Ce couvent était de ceux où l’ardente propagande jésuitique n’avait pas encore pénétré. Les religieuses cloîtrées, vouées à la vie contemplative, ne menaçaient pas Lauriane d’un prosélytisme trop rigoureux.

Le marquis eut avec la supérieure une conférence dans laquelle il sut la bien disposer en faveur de la jeune recluse, et il obtint la permission de la voir tous les jours avec Mario, au parloir, en présence de la sœur écoute.

Malgré cette espérance, le cœur de Mario se brisa lorsqu’il entendit retomber, entre lui et sa chère compagne, la lourde porte du couvent.

Il lui semblait qu’elle n’en sortirait plus jamais, et il n’était pas non plus sans inquiétude pour Mercédès, qui s’efforçait de sourire en le quittant, mais qui devint un instant comme folle quand elle ne le vit plus et qu’elle se sentit condamnée, pour la première fois de sa vie, à dormir sous un autre toit.

Aussi ne dormit-elle guère, non plus que Lauriane. Elles causèrent presque toute la nuit, et pleurèrent ensemble, ne craignant plus d’affliger Mario de leur douleur.

— Ma Mercédès, disait Lauriane en embrassant la Morisque, je sais quel sacrifice tu me fais en te séparant de ton enfant pour me consoler.

— Ma fille, lui répondit la Morisque, je te confesse que c’est encore Mario que je console en toi, puisque Mario t’aime peut-être encore plus qu’il ne m’aime. Ne dis pas que non : je l’ai bien vu ; mais je ne suis point jalouse de toi, car je sens que tu feras le bonheur de sa vie.

Il n’y avait pas moyen d’ôter à la Morisque la persuasion de ce mariage invraisemblable, et Lauriane n’osait la contredire, en ce moment-là surtout.

Bois-Doré avait quelques doutes sur les ordres donnés par le Prince à l’égard de Lauriane.

Le Prince était une perfide, avare et ingrate nature ; mais il n’était pas cruel, et son aversion pour les femmes n’allait pas jusqu’à la persécution.

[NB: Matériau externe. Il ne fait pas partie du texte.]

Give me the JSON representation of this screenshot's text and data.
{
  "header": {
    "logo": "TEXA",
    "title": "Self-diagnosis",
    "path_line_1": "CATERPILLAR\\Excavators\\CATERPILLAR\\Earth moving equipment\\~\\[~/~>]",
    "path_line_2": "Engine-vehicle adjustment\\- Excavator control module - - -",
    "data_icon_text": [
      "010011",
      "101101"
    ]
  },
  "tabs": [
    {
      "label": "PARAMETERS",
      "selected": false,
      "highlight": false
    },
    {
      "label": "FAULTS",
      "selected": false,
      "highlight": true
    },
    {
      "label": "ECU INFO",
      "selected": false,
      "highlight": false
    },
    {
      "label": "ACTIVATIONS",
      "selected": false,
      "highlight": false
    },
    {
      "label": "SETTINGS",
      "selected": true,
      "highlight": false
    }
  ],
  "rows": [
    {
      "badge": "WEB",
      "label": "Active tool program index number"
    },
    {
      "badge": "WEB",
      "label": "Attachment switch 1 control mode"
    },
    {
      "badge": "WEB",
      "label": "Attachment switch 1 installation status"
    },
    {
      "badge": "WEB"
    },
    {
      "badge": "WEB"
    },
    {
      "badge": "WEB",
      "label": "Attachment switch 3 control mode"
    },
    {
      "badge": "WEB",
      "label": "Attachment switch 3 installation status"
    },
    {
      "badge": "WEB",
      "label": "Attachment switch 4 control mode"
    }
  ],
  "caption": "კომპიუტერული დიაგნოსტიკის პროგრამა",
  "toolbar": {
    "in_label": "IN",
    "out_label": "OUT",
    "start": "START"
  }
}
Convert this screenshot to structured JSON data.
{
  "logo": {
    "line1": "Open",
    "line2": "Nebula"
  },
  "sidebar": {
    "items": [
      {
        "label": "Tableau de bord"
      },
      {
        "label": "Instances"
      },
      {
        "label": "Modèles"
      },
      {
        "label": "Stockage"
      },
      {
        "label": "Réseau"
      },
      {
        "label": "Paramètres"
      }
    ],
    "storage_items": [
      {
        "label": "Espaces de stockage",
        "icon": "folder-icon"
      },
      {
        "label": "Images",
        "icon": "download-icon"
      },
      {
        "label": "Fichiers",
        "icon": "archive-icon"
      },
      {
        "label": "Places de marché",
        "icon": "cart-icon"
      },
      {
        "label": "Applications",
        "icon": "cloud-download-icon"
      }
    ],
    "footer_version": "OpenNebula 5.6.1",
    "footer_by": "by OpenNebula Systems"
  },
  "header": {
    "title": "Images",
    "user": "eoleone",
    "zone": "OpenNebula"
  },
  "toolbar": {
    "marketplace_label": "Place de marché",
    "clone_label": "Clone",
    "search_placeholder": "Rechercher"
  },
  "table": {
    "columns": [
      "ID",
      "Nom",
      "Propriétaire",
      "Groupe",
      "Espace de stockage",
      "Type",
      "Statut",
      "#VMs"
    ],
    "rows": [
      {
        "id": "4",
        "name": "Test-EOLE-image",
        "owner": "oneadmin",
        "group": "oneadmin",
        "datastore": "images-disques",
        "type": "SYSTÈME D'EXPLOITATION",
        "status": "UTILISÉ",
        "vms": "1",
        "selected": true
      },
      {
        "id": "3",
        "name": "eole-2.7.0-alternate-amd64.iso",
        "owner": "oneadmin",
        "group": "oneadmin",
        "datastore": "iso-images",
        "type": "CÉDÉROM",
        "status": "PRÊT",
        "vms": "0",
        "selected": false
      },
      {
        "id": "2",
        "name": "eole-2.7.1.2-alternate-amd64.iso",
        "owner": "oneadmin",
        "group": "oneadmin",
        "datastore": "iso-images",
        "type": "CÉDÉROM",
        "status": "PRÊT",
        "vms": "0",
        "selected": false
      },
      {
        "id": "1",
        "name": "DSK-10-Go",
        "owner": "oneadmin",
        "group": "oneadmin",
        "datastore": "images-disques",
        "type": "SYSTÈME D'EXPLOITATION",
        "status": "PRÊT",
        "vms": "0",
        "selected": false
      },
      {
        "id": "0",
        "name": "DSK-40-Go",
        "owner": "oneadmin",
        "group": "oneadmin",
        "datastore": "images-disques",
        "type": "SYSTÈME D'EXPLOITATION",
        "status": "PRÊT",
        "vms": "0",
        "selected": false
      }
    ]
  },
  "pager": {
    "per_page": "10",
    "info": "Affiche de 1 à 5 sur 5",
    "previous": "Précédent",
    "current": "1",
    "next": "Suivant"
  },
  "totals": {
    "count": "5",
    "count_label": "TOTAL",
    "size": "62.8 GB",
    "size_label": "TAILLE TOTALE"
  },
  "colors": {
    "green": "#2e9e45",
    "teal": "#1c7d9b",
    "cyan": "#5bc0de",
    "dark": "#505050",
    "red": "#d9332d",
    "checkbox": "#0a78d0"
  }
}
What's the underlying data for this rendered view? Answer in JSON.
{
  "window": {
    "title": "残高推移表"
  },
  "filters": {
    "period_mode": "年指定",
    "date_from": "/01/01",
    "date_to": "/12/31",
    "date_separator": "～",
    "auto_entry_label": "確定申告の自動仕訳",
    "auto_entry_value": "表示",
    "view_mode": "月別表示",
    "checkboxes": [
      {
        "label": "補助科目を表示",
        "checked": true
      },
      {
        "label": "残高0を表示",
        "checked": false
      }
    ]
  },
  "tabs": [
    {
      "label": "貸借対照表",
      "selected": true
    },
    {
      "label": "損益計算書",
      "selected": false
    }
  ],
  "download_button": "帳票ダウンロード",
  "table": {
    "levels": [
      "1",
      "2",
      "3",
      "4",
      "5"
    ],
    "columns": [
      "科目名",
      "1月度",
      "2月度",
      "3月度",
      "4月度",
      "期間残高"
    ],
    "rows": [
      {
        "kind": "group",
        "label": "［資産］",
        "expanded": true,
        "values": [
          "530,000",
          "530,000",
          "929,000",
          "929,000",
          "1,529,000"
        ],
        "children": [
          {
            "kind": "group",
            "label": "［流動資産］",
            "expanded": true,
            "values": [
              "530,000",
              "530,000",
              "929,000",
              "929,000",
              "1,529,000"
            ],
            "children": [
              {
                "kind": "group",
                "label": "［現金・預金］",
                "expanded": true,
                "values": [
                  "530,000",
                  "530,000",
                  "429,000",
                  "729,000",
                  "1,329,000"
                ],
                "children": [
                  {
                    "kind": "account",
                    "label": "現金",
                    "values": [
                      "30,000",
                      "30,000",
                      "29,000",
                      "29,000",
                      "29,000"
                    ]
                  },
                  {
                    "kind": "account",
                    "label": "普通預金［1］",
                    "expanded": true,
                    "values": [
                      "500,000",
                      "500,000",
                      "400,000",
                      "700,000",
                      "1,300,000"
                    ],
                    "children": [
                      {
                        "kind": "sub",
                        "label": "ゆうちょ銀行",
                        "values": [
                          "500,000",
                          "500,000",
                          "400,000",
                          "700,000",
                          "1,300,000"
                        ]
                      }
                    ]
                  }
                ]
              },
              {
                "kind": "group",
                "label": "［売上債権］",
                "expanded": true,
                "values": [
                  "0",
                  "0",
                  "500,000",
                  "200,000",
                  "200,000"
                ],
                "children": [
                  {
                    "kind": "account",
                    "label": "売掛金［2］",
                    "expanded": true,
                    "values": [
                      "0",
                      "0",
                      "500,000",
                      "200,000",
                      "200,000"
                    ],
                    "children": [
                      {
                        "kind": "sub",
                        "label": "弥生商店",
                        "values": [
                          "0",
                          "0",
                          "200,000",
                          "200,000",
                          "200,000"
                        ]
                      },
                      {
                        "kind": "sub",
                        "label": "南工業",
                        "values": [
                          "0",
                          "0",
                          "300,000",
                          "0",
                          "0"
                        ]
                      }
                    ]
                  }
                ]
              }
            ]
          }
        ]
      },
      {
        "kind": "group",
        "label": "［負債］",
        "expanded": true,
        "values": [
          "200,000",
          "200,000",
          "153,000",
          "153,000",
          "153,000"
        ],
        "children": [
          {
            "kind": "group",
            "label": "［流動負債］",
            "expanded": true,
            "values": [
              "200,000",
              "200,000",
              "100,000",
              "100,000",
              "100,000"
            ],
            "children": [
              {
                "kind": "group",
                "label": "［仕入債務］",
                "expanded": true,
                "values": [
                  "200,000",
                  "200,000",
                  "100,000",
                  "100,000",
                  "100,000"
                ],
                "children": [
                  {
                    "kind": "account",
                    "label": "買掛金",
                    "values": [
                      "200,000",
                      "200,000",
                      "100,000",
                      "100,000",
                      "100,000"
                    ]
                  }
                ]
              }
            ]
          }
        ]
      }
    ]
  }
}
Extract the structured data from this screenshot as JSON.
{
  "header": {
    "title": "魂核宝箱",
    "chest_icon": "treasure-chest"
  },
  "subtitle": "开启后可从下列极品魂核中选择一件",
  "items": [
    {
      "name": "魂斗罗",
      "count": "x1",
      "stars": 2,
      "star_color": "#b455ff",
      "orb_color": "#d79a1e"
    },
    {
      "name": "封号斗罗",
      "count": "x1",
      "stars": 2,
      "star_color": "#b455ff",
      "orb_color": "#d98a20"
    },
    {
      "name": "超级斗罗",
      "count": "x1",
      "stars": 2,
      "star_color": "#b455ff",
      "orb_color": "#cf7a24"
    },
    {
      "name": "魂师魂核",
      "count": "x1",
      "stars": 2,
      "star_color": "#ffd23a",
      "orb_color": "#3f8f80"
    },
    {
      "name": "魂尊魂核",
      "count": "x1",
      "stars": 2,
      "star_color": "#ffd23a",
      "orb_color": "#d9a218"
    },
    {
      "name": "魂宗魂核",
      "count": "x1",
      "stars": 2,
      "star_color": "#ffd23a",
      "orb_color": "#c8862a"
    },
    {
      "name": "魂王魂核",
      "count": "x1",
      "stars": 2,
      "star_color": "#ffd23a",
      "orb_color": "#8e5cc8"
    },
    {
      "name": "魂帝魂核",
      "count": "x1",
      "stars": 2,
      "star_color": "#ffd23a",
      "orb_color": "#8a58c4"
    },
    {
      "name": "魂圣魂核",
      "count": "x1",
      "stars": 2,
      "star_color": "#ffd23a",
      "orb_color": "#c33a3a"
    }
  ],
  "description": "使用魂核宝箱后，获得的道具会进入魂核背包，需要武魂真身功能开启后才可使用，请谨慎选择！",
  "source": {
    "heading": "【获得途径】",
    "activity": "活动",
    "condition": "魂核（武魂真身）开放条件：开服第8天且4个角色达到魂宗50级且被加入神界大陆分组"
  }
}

D’ailleurs, le marquis avait cru voir quelque trouble chez le lieutenant-général lorsqu’il l’avait questionné sur les prétendus ordres secrets du Prince. Il espéra l’amener, par douceur et persuasion, à révoquer son arrêt.

Il envoya un exprès en Poitou pour tâcher de retrouver M. de Beuvre et l’engager à revenir au plus vite, et il s’établit à Bourges, autant pour suivre son plan auprès de M. Biet que pour ne pas perdre de vue sa chère pupille.

L’exprès ne put rejoindre M. de Beuvre : celui-ci était retombé en mer, on ne savait vers quels rivages.

Au bout de deux mois on n’avait pas reçu de ses nouvelles.

Lauriane le pleurait. Elle n’était pas dupe des contes que lui faisait le marquis pour lui persuader que certaines gens l’avaient aperçu et qu’il se portait bien. Il feignait d’être gêné par la présence de la sœur écoute, qui dormait tout le temps, et de n’oser communiquer les lettres à l’appui de ses assertions.

Lauriane prit le parti de paraître tranquille pour tranquilliser Mario, qui avait toujours les yeux fixés sur elle avec anxiété.